In an interview with ESPN, Borland explained, “I just thought to myself, ‘What am I doing? Is this how I’m going to live my adult life, banging my head, especially with what I’ve learned and knew about the dangers?'”

Both Borland’s decision as well as the reception his choice received are opposite of the  play-through-pain image associated with the NFL as seen in the past few decades. After recent research and history of declining retired players, most have supported Borland in his decision. These unfortunate examples include Pittsburgh Steelers center “Iron Mike” Webster who retired in 1990 and struggled with a mental issues that left him jobless, homeless and divorced. He died in 2002 at age 50 from a heart attack, and during the autopsy it was seen that his brain resembled one of advanced Alzheimer’s disease. Former Chicago Bears defensive back Dave Duerson took his life in 2011 at age 50, reportedly so his brain could be examined for damage. Junior Seau, a former linebacker for the San Diego Chargers, killed himself in the same way in 2012. To learn more about concussion research in football, click here.

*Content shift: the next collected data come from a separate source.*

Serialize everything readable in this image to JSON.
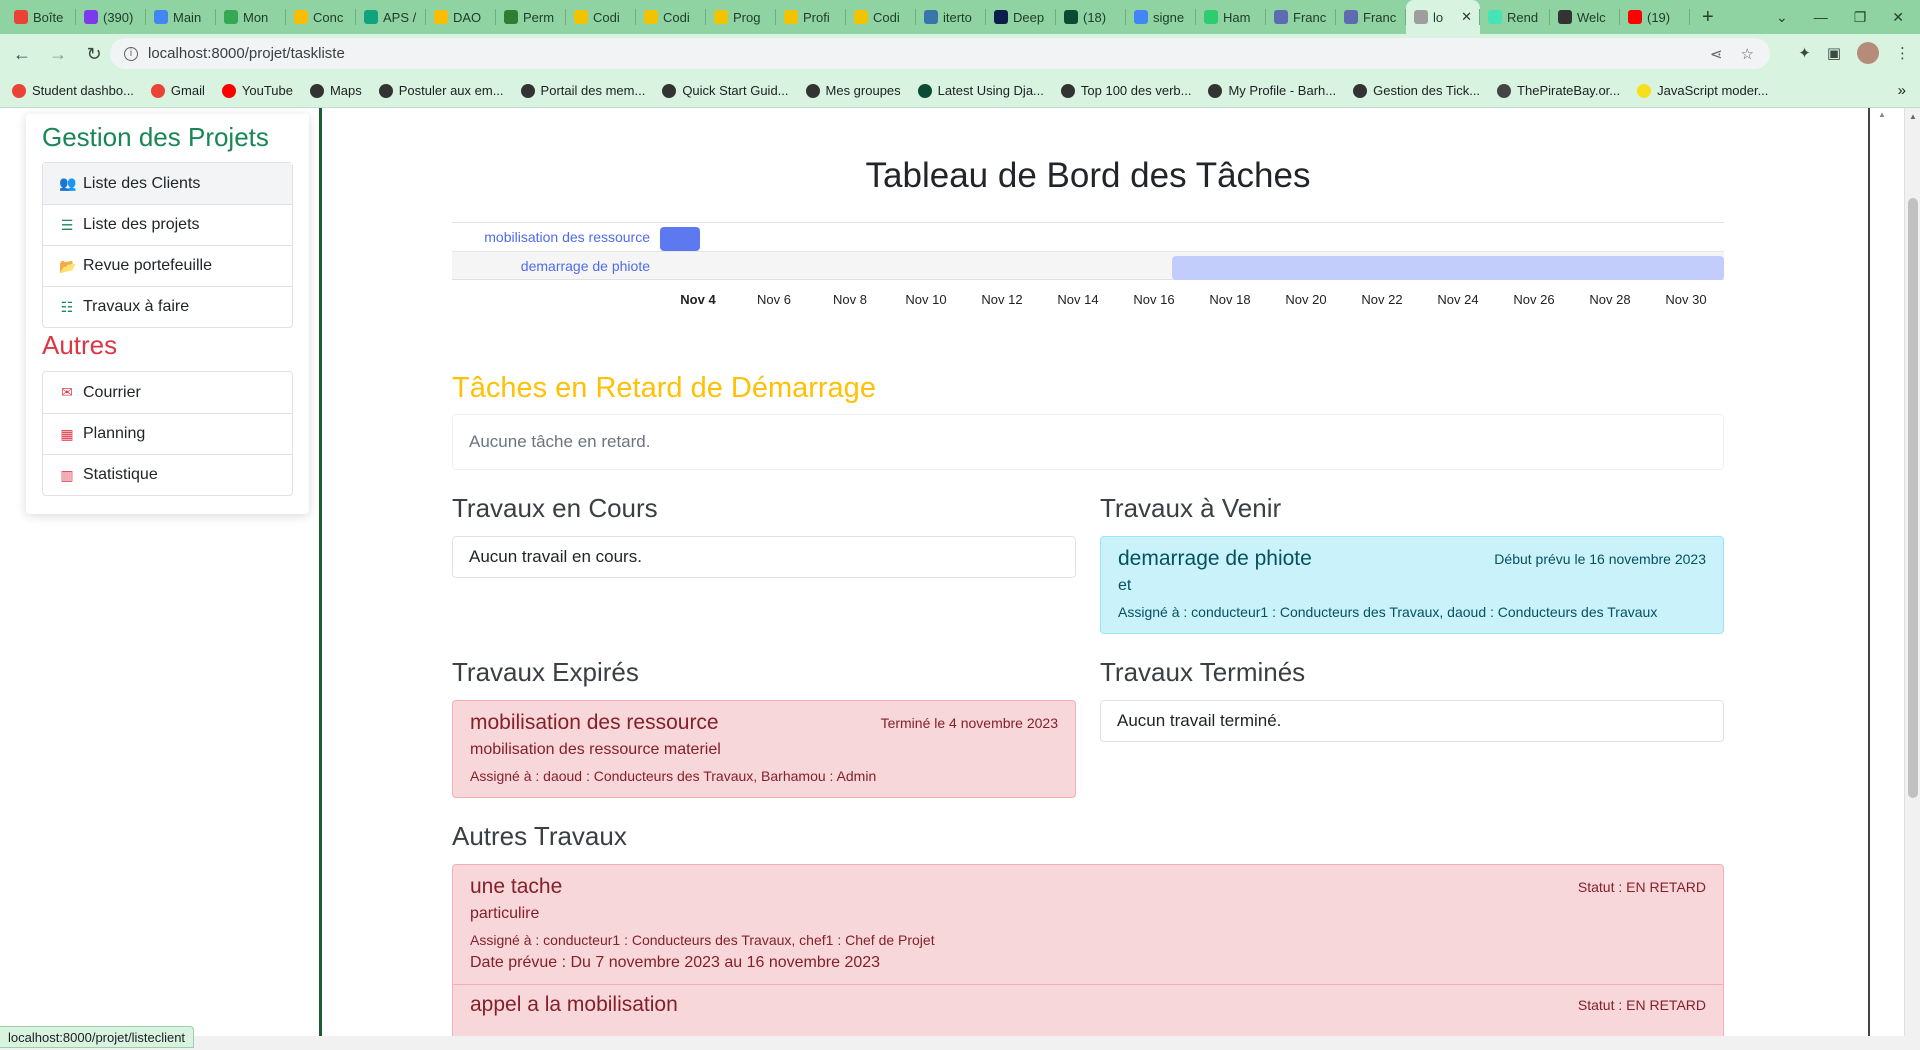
{
  "browser": {
    "tabs": [
      {
        "label": "Boîte",
        "color": "#ea4335"
      },
      {
        "label": "(390)",
        "color": "#7c3aed"
      },
      {
        "label": "Main",
        "color": "#4285f4"
      },
      {
        "label": "Mon",
        "color": "#34a853"
      },
      {
        "label": "Conc",
        "color": "#fbbc04"
      },
      {
        "label": "APS /",
        "color": "#10a37f"
      },
      {
        "label": "DAO",
        "color": "#fbbc04"
      },
      {
        "label": "Perm",
        "color": "#2e7d32"
      },
      {
        "label": "Codi",
        "color": "#f2c300"
      },
      {
        "label": "Codi",
        "color": "#f2c300"
      },
      {
        "label": "Prog",
        "color": "#f2c300"
      },
      {
        "label": "Profi",
        "color": "#f2c300"
      },
      {
        "label": "Codi",
        "color": "#f2c300"
      },
      {
        "label": "iterto",
        "color": "#3776ab"
      },
      {
        "label": "Deep",
        "color": "#0b1f4a"
      },
      {
        "label": "(18)",
        "color": "#0c4b33"
      },
      {
        "label": "signe",
        "color": "#4285f4"
      },
      {
        "label": "Ham",
        "color": "#2ecc71"
      },
      {
        "label": "Franc",
        "color": "#5f6bb0"
      },
      {
        "label": "Franc",
        "color": "#5f6bb0"
      },
      {
        "label": "lo",
        "color": "#9e9e9e"
      },
      {
        "label": "Rend",
        "color": "#46e3b7"
      },
      {
        "label": "Welc",
        "color": "#333333"
      },
      {
        "label": "(19)",
        "color": "#ff0000"
      }
    ],
    "active_tab_index": 20,
    "url": "localhost:8000/projet/taskliste",
    "bookmarks": [
      "Student dashbo...",
      "Gmail",
      "YouTube",
      "Maps",
      "Postuler aux em...",
      "Portail des mem...",
      "Quick Start Guid...",
      "Mes groupes",
      "Latest Using Dja...",
      "Top 100 des verb...",
      "My Profile - Barh...",
      "Gestion des Tick...",
      "ThePirateBay.or...",
      "JavaScript moder..."
    ],
    "status_url": "localhost:8000/projet/listeclient"
  },
  "sidebar": {
    "title": "Gestion des Projets",
    "items": [
      {
        "label": "Liste des Clients",
        "icon": "users-icon",
        "glyph": "👥"
      },
      {
        "label": "Liste des projets",
        "icon": "list-icon",
        "glyph": "☰"
      },
      {
        "label": "Revue portefeuille",
        "icon": "folder-open-icon",
        "glyph": "📂"
      },
      {
        "label": "Travaux à faire",
        "icon": "task-list-icon",
        "glyph": "☷"
      }
    ],
    "other_title": "Autres",
    "other_items": [
      {
        "label": "Courrier",
        "icon": "envelope-icon",
        "glyph": "✉"
      },
      {
        "label": "Planning",
        "icon": "calendar-icon",
        "glyph": "▦"
      },
      {
        "label": "Statistique",
        "icon": "bar-chart-icon",
        "glyph": "▥"
      }
    ]
  },
  "page": {
    "title": "Tableau de Bord des Tâches"
  },
  "gantt": {
    "tasks": [
      {
        "label": "mobilisation des ressource",
        "start": "Nov 4",
        "color": "#5c79f0"
      },
      {
        "label": "demarrage de phiote",
        "start": "Nov 16",
        "color": "#c3cdfb"
      }
    ],
    "ticks": [
      "Nov 4",
      "Nov 6",
      "Nov 8",
      "Nov 10",
      "Nov 12",
      "Nov 14",
      "Nov 16",
      "Nov 18",
      "Nov 20",
      "Nov 22",
      "Nov 24",
      "Nov 26",
      "Nov 28",
      "Nov 30"
    ]
  },
  "late_start": {
    "title": "Tâches en Retard de Démarrage",
    "empty": "Aucune tâche en retard."
  },
  "in_progress": {
    "title": "Travaux en Cours",
    "empty": "Aucun travail en cours."
  },
  "upcoming": {
    "title": "Travaux à Venir",
    "card": {
      "name": "demarrage de phiote",
      "date": "Début prévu le 16 novembre 2023",
      "desc": "et",
      "assigned": "Assigné à : conducteur1 : Conducteurs des Travaux, daoud : Conducteurs des Travaux"
    }
  },
  "expired": {
    "title": "Travaux Expirés",
    "card": {
      "name": "mobilisation des ressource",
      "date": "Terminé le 4 novembre 2023",
      "desc": "mobilisation des ressource materiel",
      "assigned": "Assigné à : daoud : Conducteurs des Travaux, Barhamou : Admin"
    }
  },
  "finished": {
    "title": "Travaux Terminés",
    "empty": "Aucun travail terminé."
  },
  "others": {
    "title": "Autres Travaux",
    "cards": [
      {
        "name": "une tache",
        "status": "Statut : EN RETARD",
        "desc": "particulire",
        "assigned": "Assigné à : conducteur1 : Conducteurs des Travaux, chef1 : Chef de Projet",
        "dates": "Date prévue : Du 7 novembre 2023 au 16 novembre 2023"
      },
      {
        "name": "appel a la mobilisation",
        "status": "Statut : EN RETARD"
      }
    ]
  }
}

Of course, brain injuries aren’t all that football players (or any athletes for that matter) endure.

“I’ve had football players, one play with a collapsed lung, another with broken ribs, another with a broken leg,” says noted sports agent Leigh Steinberg in a WebMD article. “They’re brave and courageous, but they take risks that don’t fit anyone’s standards of protecting health.”

Why do we do it? Why play through injuries that are going to affect our bodies for 50-60 years to come? My ankles are still weak from sprained ankles I didn’t let fully recover before I was out on the floor. I was in 6th or 7th grade when I sprained an ankle to the point where I could barely walk on it without an ankle brace—I was told to quit crying and play through it, and I did. FOR WHAT? I’ve also played through Strep throat, flues, fevers, back strains, shoulder strains, tendonitis… and I’m sure most athletes can say the same.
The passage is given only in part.